Die Sauerstoffreduktion erfolgte spontan an der Grenzfläche zwischen den Flüssigkeiten. Diese Untersuchungen bestätigten, dass, ähnlich wie bei den Experimenten mit der Glaskohlenstoffelektrode, alle Proben die Sauerstoffreduktionsreaktion katalysierten, um Wasserstoffperoxid zu erzeugen. Die mit einem elektrochemischen Rastermikroskop gemessenen Konzentrationen von Wasserstoffperoxid an der Grenzfläche waren um ein bis zwei Größenordnungen höher als in Systemen ohne Batterieabfälle. „Lithium-Ionen-Batterien wurden im Allgemeinen nur als sekundäre Quelle für Kohlenstoffmaterialien, hauptsächlich Graphit, und Metalle wie Lithium, Kobalt oder Nickel betrachtet. Die Ergebnisse unserer Gruppe zeigen jedoch eindeutig, dass Batterieabfälle die Reduktion von Sauerstoff zu Wasserstoffperoxid katalysieren können, was in Zukunft zu einer Verwendung bei der Herstellung dieser wichtigen chemischen Verbindung führen könnte“, schließt Dr. Warczak. Wasserstoffperoxid in einer Konzentration von 3 % wird in Apotheken als Desinfektionsmittel für Wunden und Entzündungen verkauft, obwohl seine Wirksamkeit bei der Wundversorgung umstritten ist. Lösungen mit einer Konzentration von bis zu 15 % werden als Bleichmittel in Haushaltsreinigungsmitteln und Kosmetika, wie z. B. Haaraufhellern, verwendet. Eine Lösung mit einer Konzentration von etwa 30 %, die als Wasserstoffperoxid bezeichnet wird, ist in verschiedenen Industriezweigen von entscheidender Bedeutung, z. B. in der chemischen Industrie (für die Peroxidsynthese und als Oxidationsmittel), in der Papier- und Zellstoffindustrie und in der Textilindustrie (als Bleichmittel), in der Gummiindustrie (als Rohstoff), in der Elektronik- und Metallindustrie (als Ätzmittel) und in der Lebensmittelindustrie (als biozider Stoff).

Interessanterweise kann Wasserstoffperoxid auch als Oxidationsmittel für Brennstoffe, einschließlich Raketentreibstoffe, dienen. Diese Rolle spielte es erstmals in den 1940er Jahren, als es in den ersten Raketen verwendet wurde, die die konventionellen Grenzen des Weltraums überwinden konnten. Damals betrug seine Konzentration jedoch nicht mehr als 80 %, und technologische Beschränkungen behinderten die Langzeitmissionen. Im Gegensatz dazu ist Wasserstoffperoxid in hohen Konzentrationen (98 % oder mehr) eines der umweltfreundlichsten Treibmittel. Erst vor wenigen Wochen wurde es in dieser Form zum ersten Mal in der Raumfahrt eingesetzt, und zwar als Antrieb für eine Suborbitalrakete, die am Lukasiewicz-Institut für Luftfahrt in Warschau gebaut wurde. Die Forschungsarbeiten zur Herstellung von Wasserstoffperoxid unter Verwendung von Kohlenstoffmaterialien, die aus verbrauchten Lithium-Ionen-Batterien zurückgewonnen werden, werden fortgesetzt, die zuvor durch einen SONATA-Zuschuss des polnischen nationalen Wissenschaftszentrums finanziert wurden. Der Schwerpunkt liegt dabei auf der Steigerung der Effizienz elektrochemischer Reaktionen auf ein Niveau, das für eine künftige industrielle Nutzung geeignet ist. Zu den künftigen Plänen gehört auch die Erforschung der Vier-Elektronen-Reduktion für mögliche Anwendungen in Brennstoffzellen.
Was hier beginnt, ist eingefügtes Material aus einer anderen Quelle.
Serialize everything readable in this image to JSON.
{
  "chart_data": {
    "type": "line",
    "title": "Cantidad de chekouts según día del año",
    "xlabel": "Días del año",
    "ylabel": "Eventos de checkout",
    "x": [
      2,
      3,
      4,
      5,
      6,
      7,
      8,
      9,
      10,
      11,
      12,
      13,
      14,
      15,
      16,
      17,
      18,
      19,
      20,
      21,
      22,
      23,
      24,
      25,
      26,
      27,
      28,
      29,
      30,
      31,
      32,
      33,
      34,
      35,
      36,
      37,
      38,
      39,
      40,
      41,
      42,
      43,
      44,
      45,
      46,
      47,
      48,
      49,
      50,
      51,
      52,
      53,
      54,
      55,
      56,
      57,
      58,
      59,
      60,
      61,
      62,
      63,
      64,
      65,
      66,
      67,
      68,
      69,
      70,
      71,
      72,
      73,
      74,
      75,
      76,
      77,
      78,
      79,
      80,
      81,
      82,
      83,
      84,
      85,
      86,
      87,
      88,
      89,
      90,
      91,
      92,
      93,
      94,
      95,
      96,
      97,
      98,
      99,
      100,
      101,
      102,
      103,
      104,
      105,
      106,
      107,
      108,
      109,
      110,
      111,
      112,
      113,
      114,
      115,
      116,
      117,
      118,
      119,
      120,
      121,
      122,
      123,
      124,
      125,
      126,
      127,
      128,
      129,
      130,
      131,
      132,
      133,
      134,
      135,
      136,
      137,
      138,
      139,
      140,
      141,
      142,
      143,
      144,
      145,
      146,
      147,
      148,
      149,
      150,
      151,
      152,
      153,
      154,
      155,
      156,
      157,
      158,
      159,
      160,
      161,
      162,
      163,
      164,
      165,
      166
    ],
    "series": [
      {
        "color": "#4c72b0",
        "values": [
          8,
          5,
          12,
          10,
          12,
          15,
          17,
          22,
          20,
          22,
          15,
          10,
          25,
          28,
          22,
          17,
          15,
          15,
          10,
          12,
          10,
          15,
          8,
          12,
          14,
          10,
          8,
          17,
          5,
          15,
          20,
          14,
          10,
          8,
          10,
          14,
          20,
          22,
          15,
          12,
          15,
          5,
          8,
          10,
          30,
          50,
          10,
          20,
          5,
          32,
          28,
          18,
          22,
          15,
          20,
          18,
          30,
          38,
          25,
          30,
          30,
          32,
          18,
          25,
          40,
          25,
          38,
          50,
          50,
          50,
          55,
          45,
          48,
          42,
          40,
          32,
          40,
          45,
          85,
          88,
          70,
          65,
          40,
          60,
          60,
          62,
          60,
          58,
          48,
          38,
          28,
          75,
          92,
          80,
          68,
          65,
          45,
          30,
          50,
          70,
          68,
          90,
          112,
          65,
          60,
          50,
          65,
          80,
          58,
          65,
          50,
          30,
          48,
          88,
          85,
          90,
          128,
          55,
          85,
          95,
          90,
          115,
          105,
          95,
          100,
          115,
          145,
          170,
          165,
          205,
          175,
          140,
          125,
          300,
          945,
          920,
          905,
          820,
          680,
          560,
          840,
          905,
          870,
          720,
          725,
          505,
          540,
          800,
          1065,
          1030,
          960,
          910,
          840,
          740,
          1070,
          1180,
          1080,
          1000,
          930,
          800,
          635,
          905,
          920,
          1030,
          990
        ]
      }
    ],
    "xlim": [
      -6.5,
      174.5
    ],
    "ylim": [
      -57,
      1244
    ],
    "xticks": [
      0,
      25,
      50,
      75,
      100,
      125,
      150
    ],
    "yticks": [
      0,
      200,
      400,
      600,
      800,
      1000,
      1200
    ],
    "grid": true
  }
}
Die Universität für Wissenschaft und Technik in Bydgoszcz ist die einzige Universität mit mehreren Profilen in der Region Kujawien-Pommern, die technische, natürliche, landwirtschaftliche, wirtschaftliche und künstlerische Wissenschaften vereint. 565 akademische Lehrer, darunter 147 Professoren und 307 Doktoren, bilden die Studenten der Universität zu Bachelor-, Ingenieur-, Master- und Doktoranden aus. Das Regionale Innovationszentrum der Universität für Wissenschaft und Technik Bydgoszcz ist ein Komplex von Informations- und Schulungseinheiten und dient als Vermittler zwischen Forschung und Industrie.